# Geldbußen für niederländische Spammer



## jupp11 (30 Dezember 2004)

http://www.heise.de/newsticker/meldung/54691


> Die höchste Strafe lag laut Opta bei 42.500 Euro für eine Einzelperson, die für insgesamt vier Spam-Serien verantwortlich zeichnete. Die Mails warben unter anderem für medizinische Präparate und für Nachdrucke der auch in Holland verbotenen Hitler-Propagandaschrift "Mein Kampf". 25.000 Euro musste eine Druckerei in Groenendaal zahlen, weil sie über Spam-Mails CD-ROMs vertrieb und für das Verfassen von Marketingtexten warb. 20.000 Euro Strafe verhängte die Behörde gegen das Unternehmen Yellow Monday alias Purple Friday aus Etten-Leur, das über die Nummer "3545" SMS-Kurznachrichten verschickte. Verbrauchern, die eine solche Nachricht öffneten, buchte Yellow Monday sogleich 1,10 Euro dafür ab.
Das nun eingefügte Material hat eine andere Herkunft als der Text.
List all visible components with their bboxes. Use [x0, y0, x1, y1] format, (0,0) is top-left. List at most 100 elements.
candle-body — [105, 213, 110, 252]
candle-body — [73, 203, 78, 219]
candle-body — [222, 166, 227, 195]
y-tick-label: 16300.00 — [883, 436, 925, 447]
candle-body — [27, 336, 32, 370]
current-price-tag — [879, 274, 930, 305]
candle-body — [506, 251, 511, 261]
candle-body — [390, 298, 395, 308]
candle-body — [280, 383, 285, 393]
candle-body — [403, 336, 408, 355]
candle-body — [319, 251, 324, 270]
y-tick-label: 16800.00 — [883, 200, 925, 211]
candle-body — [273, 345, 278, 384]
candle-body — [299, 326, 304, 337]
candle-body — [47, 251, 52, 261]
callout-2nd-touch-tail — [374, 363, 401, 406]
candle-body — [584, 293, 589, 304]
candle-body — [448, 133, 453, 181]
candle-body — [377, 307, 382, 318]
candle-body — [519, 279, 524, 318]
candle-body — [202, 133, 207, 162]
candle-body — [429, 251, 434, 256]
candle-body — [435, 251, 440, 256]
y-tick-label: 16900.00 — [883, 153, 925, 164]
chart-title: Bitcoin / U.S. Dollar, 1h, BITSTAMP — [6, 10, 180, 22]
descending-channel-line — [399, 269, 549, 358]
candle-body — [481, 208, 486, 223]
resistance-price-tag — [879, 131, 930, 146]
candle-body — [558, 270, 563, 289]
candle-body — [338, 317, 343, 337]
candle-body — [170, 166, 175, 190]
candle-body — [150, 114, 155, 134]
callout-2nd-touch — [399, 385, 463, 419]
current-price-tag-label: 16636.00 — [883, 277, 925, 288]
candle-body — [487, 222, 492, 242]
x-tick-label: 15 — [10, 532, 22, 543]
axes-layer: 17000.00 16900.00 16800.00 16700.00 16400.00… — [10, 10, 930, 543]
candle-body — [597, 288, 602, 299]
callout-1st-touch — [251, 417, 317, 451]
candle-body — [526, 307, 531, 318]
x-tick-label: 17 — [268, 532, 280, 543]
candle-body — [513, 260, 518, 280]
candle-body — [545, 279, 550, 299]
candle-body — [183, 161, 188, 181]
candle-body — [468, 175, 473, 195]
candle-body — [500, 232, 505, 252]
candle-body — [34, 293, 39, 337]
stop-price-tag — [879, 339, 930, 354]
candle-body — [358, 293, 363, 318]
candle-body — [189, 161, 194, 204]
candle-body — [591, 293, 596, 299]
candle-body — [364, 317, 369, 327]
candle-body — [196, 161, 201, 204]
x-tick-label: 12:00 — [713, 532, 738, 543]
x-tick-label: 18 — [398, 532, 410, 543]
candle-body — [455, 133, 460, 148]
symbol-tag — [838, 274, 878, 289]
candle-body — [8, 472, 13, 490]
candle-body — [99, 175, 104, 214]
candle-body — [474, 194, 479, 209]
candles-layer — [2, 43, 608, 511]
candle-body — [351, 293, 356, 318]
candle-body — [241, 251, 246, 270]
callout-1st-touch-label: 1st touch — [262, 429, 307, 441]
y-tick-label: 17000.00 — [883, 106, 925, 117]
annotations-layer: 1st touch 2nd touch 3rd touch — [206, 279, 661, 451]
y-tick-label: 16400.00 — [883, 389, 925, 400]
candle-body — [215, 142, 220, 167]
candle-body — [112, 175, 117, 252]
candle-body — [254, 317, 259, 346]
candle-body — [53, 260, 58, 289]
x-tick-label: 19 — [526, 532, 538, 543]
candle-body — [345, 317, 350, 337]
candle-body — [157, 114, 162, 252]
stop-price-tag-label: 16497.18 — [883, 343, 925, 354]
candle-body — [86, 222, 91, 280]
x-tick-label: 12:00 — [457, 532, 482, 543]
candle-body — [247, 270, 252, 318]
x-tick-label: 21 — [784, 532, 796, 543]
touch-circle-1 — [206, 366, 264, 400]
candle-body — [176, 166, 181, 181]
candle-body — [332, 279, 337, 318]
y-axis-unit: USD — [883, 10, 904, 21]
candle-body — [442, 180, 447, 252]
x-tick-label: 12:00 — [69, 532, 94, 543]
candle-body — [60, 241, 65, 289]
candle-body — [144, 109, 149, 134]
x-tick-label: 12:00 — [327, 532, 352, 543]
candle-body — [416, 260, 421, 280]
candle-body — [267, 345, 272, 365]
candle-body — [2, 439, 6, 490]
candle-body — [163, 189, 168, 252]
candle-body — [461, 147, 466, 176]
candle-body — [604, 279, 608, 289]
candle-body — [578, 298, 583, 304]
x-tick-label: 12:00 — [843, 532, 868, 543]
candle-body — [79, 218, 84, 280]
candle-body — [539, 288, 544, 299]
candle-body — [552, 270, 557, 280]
Das ist zwar ein Achtungserfolg, was ist aber mit dem schier unendlichen US-Spam-Müll...

j.


----------



## Fidul (2 Januar 2005)

Es wäre wirklich schön, wenn es so auch die Cy-Schnuckelchen erwischen würde.


----------



## Aka-Aka (3 Januar 2005)

Dass das cyschnuckelchen M*D* einen scheinbaren Zwillingsbruder M*D* hat, wissen aufmerksame Leser von antispam.de (ich lese dieses Forum immer noch nur sporadisch, aber wenn ich mal einen spannenden Namen finde, steht er dort mit großer Sicherheit schon... Das ist mal ein Hase-und-Igel-Spiel, das Spass macht). Aber wie man zu diesem Zwillingsbruder kommen kann, erzähle ich Dir ein anderes Mal. Eine wirre PN pro Tag reicht einstweilen 

 grins  

s.a.  niederländisches Forum


			
				NLer schrieb:
			
		

> Zoek op bedrijfsnaam op www.kvk.nl naar "EzeeServer". EzeeServer staat onder het KvK-nummer van Euroactive Enterprises Ltd. (op die naam staat ezeeserver.com ook). Bezoek je de website die bij de K.v.K. onder dit dossier staat (www.euroactive-enterpr*.com) dan kom je uit bij Prima Internet. Als je kijkt op wie z'n naam prima-internet.com staat dan krijg je ook precies dezelfde mensen te zien als die achter Ezeeserver en Euroactive Enterprises Ltd. zitten.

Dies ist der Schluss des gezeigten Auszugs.